Umstrittenes Fischfang-Moratorium

Was den Deutschen die Bratwürste, sind den Portugiesen die Sardinen. 780 Stück werden pro Minute verkauft, zum Kilopreis von etwa 6 Euro. Ein Menü ohne Sardinen? In Portugal undenkbar. Doch nun droht die Sardine zum Luxusgut zu werden.
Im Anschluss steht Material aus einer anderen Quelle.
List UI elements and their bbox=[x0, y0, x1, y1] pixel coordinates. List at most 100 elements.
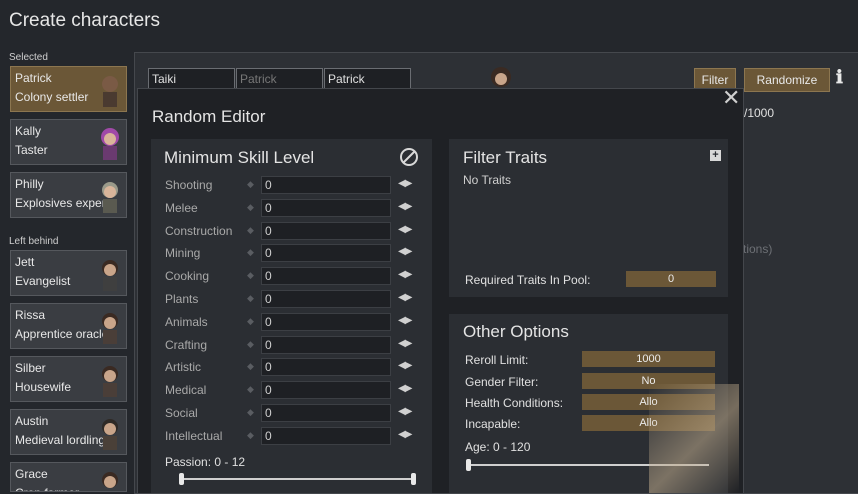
skill-value-input[interactable]: 0 bbox=[261, 176, 391, 194]
skill-label: Intellectual bbox=[165, 428, 223, 443]
nickname-field[interactable]: Patrick bbox=[236, 68, 323, 90]
skill-stepper-arrows-icon[interactable]: ◀▶ bbox=[398, 383, 412, 394]
incapable-label: Incapable: bbox=[465, 417, 521, 431]
first-name-field[interactable]: Taiki bbox=[148, 68, 235, 90]
passion-marker-icon: ◆ bbox=[247, 315, 254, 326]
character-card-austin[interactable]: Austin Medieval lordling bbox=[10, 409, 127, 455]
other-options-panel: Other Options Reroll Limit: 1000 Gender … bbox=[449, 314, 739, 493]
skill-value-input[interactable]: 0 bbox=[261, 244, 391, 263]
close-icon[interactable]: ✕ bbox=[722, 87, 740, 109]
skill-stepper-arrows-icon[interactable]: ◀▶ bbox=[398, 201, 412, 212]
passion-marker-icon: ◆ bbox=[247, 293, 254, 303]
skill-label: Medical bbox=[165, 383, 207, 398]
add-trait-icon[interactable]: + bbox=[710, 150, 721, 161]
no-traits-text: No Traits bbox=[463, 173, 512, 187]
skill-row: Medical ◆ 0 ◀▶ bbox=[165, 380, 425, 402]
skill-row: Mining ◆ 0 ◀▶ bbox=[165, 243, 425, 265]
portrait-icon bbox=[102, 260, 118, 291]
portrait-icon bbox=[102, 472, 118, 488]
portrait-icon bbox=[101, 128, 119, 160]
skill-stepper-arrows-icon[interactable]: ◀▶ bbox=[398, 224, 412, 235]
required-traits-label: Required Traits In Pool: bbox=[465, 273, 591, 287]
passion-marker-icon: ◆ bbox=[247, 384, 254, 395]
min-skill-title: Minimum Skill Level bbox=[164, 148, 315, 167]
left-behind-heading: Left behind bbox=[9, 236, 59, 247]
filter-traits-title: Filter Traits bbox=[463, 148, 548, 167]
other-options-title: Other Options bbox=[463, 322, 569, 341]
character-name: Silber bbox=[15, 361, 46, 375]
skill-value-input[interactable]: 0 bbox=[261, 267, 391, 286]
skill-label: Artistic bbox=[165, 360, 201, 375]
min-skill-panel: Minimum Skill Level Shooting ◆ 0 ◀▶ Melee ◆ 0 ◀… bbox=[151, 139, 432, 493]
skill-row: Melee ◆ 0 ◀▶ bbox=[165, 198, 425, 220]
gender-filter-label: Gender Filter: bbox=[465, 375, 539, 389]
skill-value-input[interactable]: 0 bbox=[261, 335, 391, 354]
character-card-philly[interactable]: Philly Explosives expert bbox=[10, 172, 127, 218]
reroll-limit-row: Reroll Limit: 1000 bbox=[465, 351, 721, 369]
portrait-icon bbox=[102, 313, 118, 344]
skill-row: Animals ◆ 0 ◀▶ bbox=[165, 312, 425, 334]
character-role: Housewife bbox=[15, 380, 72, 394]
character-role: Crop farmer bbox=[15, 486, 79, 491]
skill-stepper-arrows-icon[interactable]: ◀▶ bbox=[398, 246, 412, 257]
reroll-limit-label: Reroll Limit: bbox=[465, 353, 529, 367]
character-name: Jett bbox=[15, 255, 35, 269]
skill-row: Shooting ◆ 0 ◀▶ bbox=[165, 175, 425, 197]
skill-value-input[interactable]: 0 bbox=[261, 426, 391, 445]
character-name: Philly bbox=[15, 177, 44, 191]
skill-value-input[interactable]: 0 bbox=[261, 290, 391, 308]
portrait-icon bbox=[102, 76, 118, 107]
character-card-rissa[interactable]: Rissa Apprentice oracle bbox=[10, 303, 127, 349]
character-role: Medieval lordling bbox=[15, 433, 106, 447]
passion-slider-max-handle[interactable] bbox=[411, 473, 416, 485]
skill-row: Social ◆ 0 ◀▶ bbox=[165, 403, 425, 425]
skill-value-input[interactable]: 0 bbox=[261, 198, 391, 217]
required-traits-value[interactable]: 0 bbox=[626, 271, 716, 287]
skill-label: Crafting bbox=[165, 337, 208, 352]
skill-stepper-arrows-icon[interactable]: ◀▶ bbox=[398, 315, 412, 326]
info-icon[interactable]: ℹ bbox=[836, 67, 843, 88]
skill-value-input[interactable]: 0 bbox=[261, 381, 391, 400]
skill-value-input[interactable]: 0 bbox=[261, 312, 391, 331]
skill-row: Intellectual ◆ 0 ◀▶ bbox=[165, 426, 425, 448]
passion-slider-track[interactable] bbox=[181, 478, 415, 480]
clear-icon[interactable] bbox=[399, 147, 419, 167]
selected-heading: Selected bbox=[9, 52, 48, 63]
character-name: Kally bbox=[15, 124, 42, 138]
age-label: Age: 0 - 120 bbox=[465, 440, 531, 454]
skill-value-input[interactable]: 0 bbox=[261, 221, 391, 240]
skill-value-input[interactable]: 0 bbox=[261, 404, 391, 422]
skill-stepper-arrows-icon[interactable]: ◀▶ bbox=[398, 338, 412, 349]
skill-label: Plants bbox=[165, 292, 199, 306]
age-slider-min-handle[interactable] bbox=[466, 459, 471, 471]
portrait-icon bbox=[102, 182, 118, 213]
character-card-silber[interactable]: Silber Housewife bbox=[10, 356, 127, 402]
skill-stepper-arrows-icon[interactable]: ◀▶ bbox=[398, 292, 412, 303]
skill-stepper-arrows-icon[interactable]: ◀▶ bbox=[398, 406, 412, 417]
character-card-patrick[interactable]: Patrick Colony settler bbox=[10, 66, 127, 112]
passion-slider-min-handle[interactable] bbox=[179, 473, 184, 485]
character-card-grace[interactable]: Grace Crop farmer bbox=[10, 462, 127, 492]
randomize-button[interactable]: Randomize bbox=[744, 68, 830, 92]
character-name: Grace bbox=[15, 467, 48, 481]
filter-traits-panel: Filter Traits + No Traits Required Trait… bbox=[449, 139, 728, 297]
reroll-limit-value[interactable]: 1000 bbox=[582, 351, 715, 367]
counter-text: /1000 bbox=[744, 106, 775, 120]
passion-marker-icon: ◆ bbox=[247, 179, 254, 189]
skill-label: Construction bbox=[165, 223, 233, 238]
skill-stepper-arrows-icon[interactable]: ◀▶ bbox=[398, 429, 412, 440]
passion-marker-icon: ◆ bbox=[247, 338, 254, 349]
dialog-title: Random Editor bbox=[152, 107, 266, 126]
skill-list: Shooting ◆ 0 ◀▶ Melee ◆ 0 ◀▶ Construction ◆ 0 ◀▶ Min… bbox=[165, 175, 430, 455]
skill-value-input[interactable]: 0 bbox=[261, 358, 391, 377]
skill-stepper-arrows-icon[interactable]: ◀▶ bbox=[398, 178, 412, 189]
skill-stepper-arrows-icon[interactable]: ◀▶ bbox=[398, 269, 412, 280]
page-title: Create characters bbox=[9, 10, 161, 31]
skill-stepper-arrows-icon[interactable]: ◀▶ bbox=[398, 360, 412, 371]
character-card-jett[interactable]: Jett Evangelist bbox=[10, 250, 127, 296]
skill-label: Shooting bbox=[165, 178, 213, 192]
last-name-field[interactable]: Patrick bbox=[324, 68, 411, 90]
passion-marker-icon: ◆ bbox=[247, 270, 254, 281]
character-role: Apprentice oracle bbox=[15, 327, 109, 341]
character-card-kally[interactable]: Kally Taster bbox=[10, 119, 127, 165]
Damit sich die schwindenden Bestände wieder erholen können, fordert das International Council for the Exploration of the Sea (ICES) ein 15-jähriges Fangverbot für Sardinen. Die Sorge um die Sardinenschwärme lässt in Portugal jedoch die Alarmglocken schrillen. Nicht nur im Fischereiministerium, wo man sogleich darauf hinwies, dass die Fangquoten bereits in den vergangenen Jahren drastisch reduziert wurden und 2015 nur noch halb so viele Tonnen — 14.000 — gefischt wurden wie zwei Jahre zuvor. Sondern auch in der Konservenindustrie, die es mit modernen Designs geschafft hat, dass Sardinendosen zu begehrten touristischen Souvenirs wurden. Und nicht zuletzt in den Kreisen der jungen portugiesischen Köche, die gerade mit ihrer Nouvelle Cuisine  international Aufsehen erregen.

manger trouvé

Importeur portugiesischer Fischdelikatessen — Daniel Rietdorf von manger trouvé

Das geplante Fangmoratorium würde nicht nur die portugiesische Fischerei in ihrer Existenz bedrohen, sondern auch das Land in eine große wirtschaftliche Krise stürzen. Nicht die Überfischung sei für die schwindenden Bestände verantwortlich, sondern der Klimawandel, heißt es denn auch — und außerdem achte man ohnehin darauf, dass nur ausgewachsene Sardinen mit 11 cm Länge gefangen werden.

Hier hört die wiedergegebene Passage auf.